Meracik Indonesia di Linggarjati

Namanya begitu tenar menghiasi buku-buku sejarah, namun banyak mata yang tidak awas untuk menyadari bahwa Perundingan Linggarjati hanya berlaku sejatinya untuk tiga bulan lebih. Perundingan Linggarjati adalah sebuah nota kesepakatan antara Belanda dan Indonesia, sebuah negara yang baru berusia dua tahun untuk mendapatkan pengakuan kedaulatan tepatnya pada bulan April 1947.

Hanya dua bulan berselang, terdapat ketidaksepahaman terhadap isi perjanjian tersebut yang mengakibatkan Indonesia dan Belanda bersama membatalkan kesepakatan. Agak menarik memang. Sebuah perjanjian yang hanya bertahan dua bulan namun acapkali diglorifikasi sebagai salah satu elemen penting dalam tonggak perjuangan bangsa ini memperoleh pengakuan.

Kedatangan saya ke Gedung Perundingan Linggarjati di Kabupaten Kuningan ini boleh dibilang serba mendadak. Kunjungan saya ke Cirebon pada beberapa saat lalu memaksa saya untuk mencari-cari destinasi menarik di sekitar kota ini, yang berujung pada sebuah perjalanan ke kawasan Linggarjati di kaki Gunung Ciremai. Yang lebih membuat saya terkejut adalah ramainya tempat ini dengan anak-anak muda, sebelum kunjungan ke tempat ini saya terbiasa dengan lokasi-lokasi cagar sejarah yang sunyi senyap bahkan terbengkalai.

Gedung Linggarjati sendiri cukup besar, tanahnya luas dengan kebun yang mampu menampung separo lapangan sepakbola. Di hadapannya ada sebuah prasasti yang menandai perundingan bersejarah itu. Tempat ini diusulkan oleh Maria Ulfah, Menteri Sosial Indonesia kalau itu, untuk mengakomodasi dua kepentingan lantaran Belanda menolak Yogyakarta dijadikan lokasi perundingan.

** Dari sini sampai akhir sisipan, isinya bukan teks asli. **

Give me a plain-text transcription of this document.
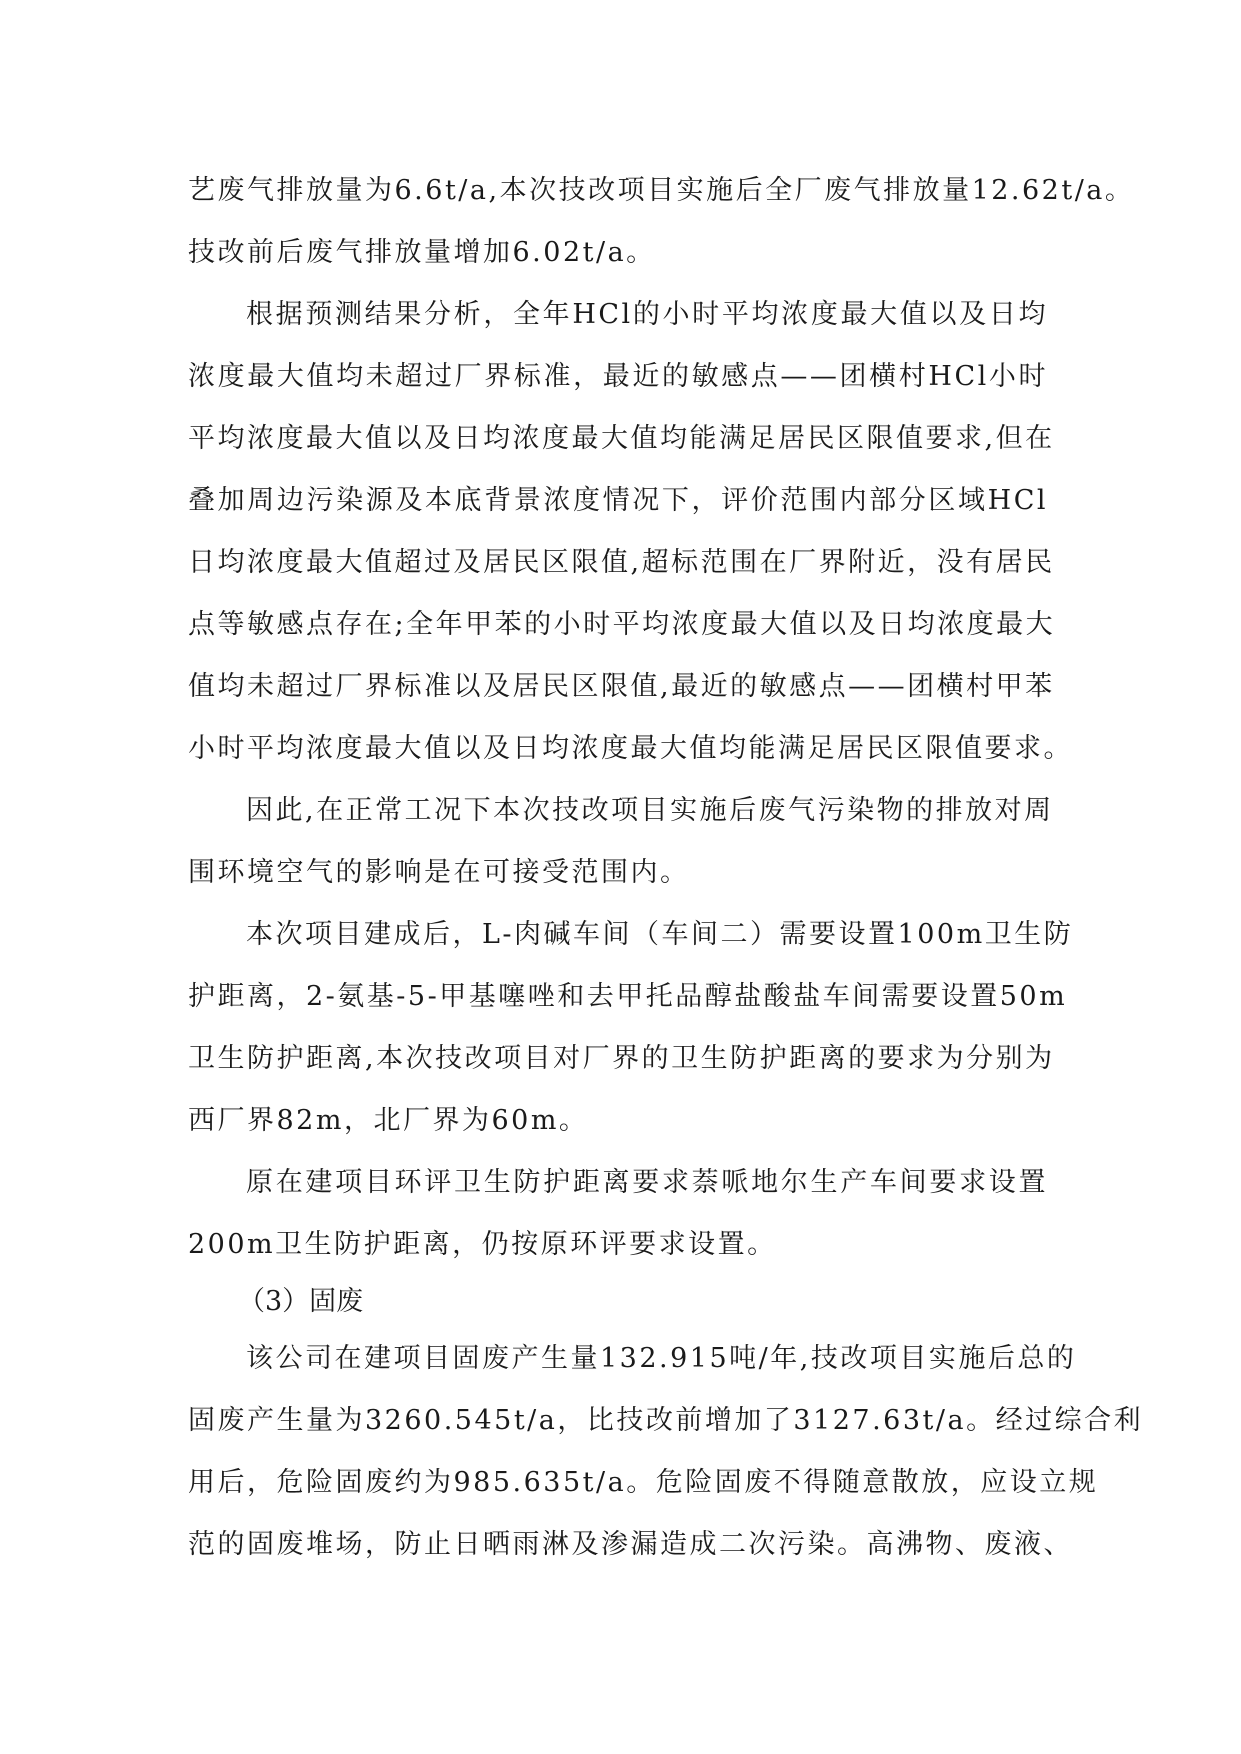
艺废气排放量为6.6t/a,本次技改项目实施后全厂废气排放量12.62t/a。
技改前后废气排放量增加6.02t/a。

根据预测结果分析，全年HCl的小时平均浓度最大值以及日均
浓度最大值均未超过厂界标准，最近的敏感点——团横村HCl小时
平均浓度最大值以及日均浓度最大值均能满足居民区限值要求,但在
叠加周边污染源及本底背景浓度情况下，评价范围内部分区域HCl
日均浓度最大值超过及居民区限值,超标范围在厂界附近，没有居民
点等敏感点存在;全年甲苯的小时平均浓度最大值以及日均浓度最大
值均未超过厂界标准以及居民区限值,最近的敏感点——团横村甲苯
小时平均浓度最大值以及日均浓度最大值均能满足居民区限值要求。

因此,在正常工况下本次技改项目实施后废气污染物的排放对周
围环境空气的影响是在可接受范围内。

本次项目建成后，L-肉碱车间（车间二）需要设置100m卫生防
护距离，2-氨基-5-甲基噻唑和去甲托品醇盐酸盐车间需要设置50m
卫生防护距离,本次技改项目对厂界的卫生防护距离的要求为分别为
西厂界82m，北厂界为60m。

原在建项目环评卫生防护距离要求萘哌地尔生产车间要求设置
200m卫生防护距离，仍按原环评要求设置。

（3）固废

该公司在建项目固废产生量132.915吨/年,技改项目实施后总的
固废产生量为3260.545t/a，比技改前增加了3127.63t/a。经过综合利
用后，危险固废约为985.635t/a。危险固废不得随意散放，应设立规
范的固废堆场，防止日晒雨淋及渗漏造成二次污染。高沸物、废液、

Pihak Indonesia yang dipimpin oleh Sutan Sjahrir kala itu dianggap telah gagal dalam berdiplomasi. Belanda hanya mau mengakui kedaulatan Indonesia atas Jawa, Sumatra, dan Madura. Sisanya masih berada di bawah payung Hindia Belanda. Poin menarik lainnya dari perundingan ini adalah dibentuknya Republik Indonesia Serikat yang mana menjadi bagian persemakmuran yang mengakui Ratu Belanda sebagai kepala negara.

Laiknya setiap perundingan yang sudah-sudah, selalun ada pro dan kontra. Untuk Linggarjati, pihak kontra jauh lebih vokal. Beberapa pihak seperti Partai Masyumi, Partai Nasional Indonesia, dan Partai Rakyat Indonesia menyatakan bahwa Perundingan Linggarjati tidak lebih dari sebuah pembuktian betapa lemahnya diplomasi Indonesia. Delegasi di bawah Sutan Sjahrir ternyata tidak sanggup mendapatkan pengakuan mutlak atas kedaulatan seluruh nusantara.

Siang itu saya menyusuri tamannya yang riuh dengan anak-anak muda yang sibuk berfoto-foto, banyak sekali pertanyaan tentang sejarah Linggarjati yang mereka lontarkan kepada pemandu. Udara dingin berhembus dari Gunung Ciremai seakan meredam suasana ramai pada pagi itu hingga saya pun tenggelam di dalam memindai setiap catatan yang ada di setiap ruangannya.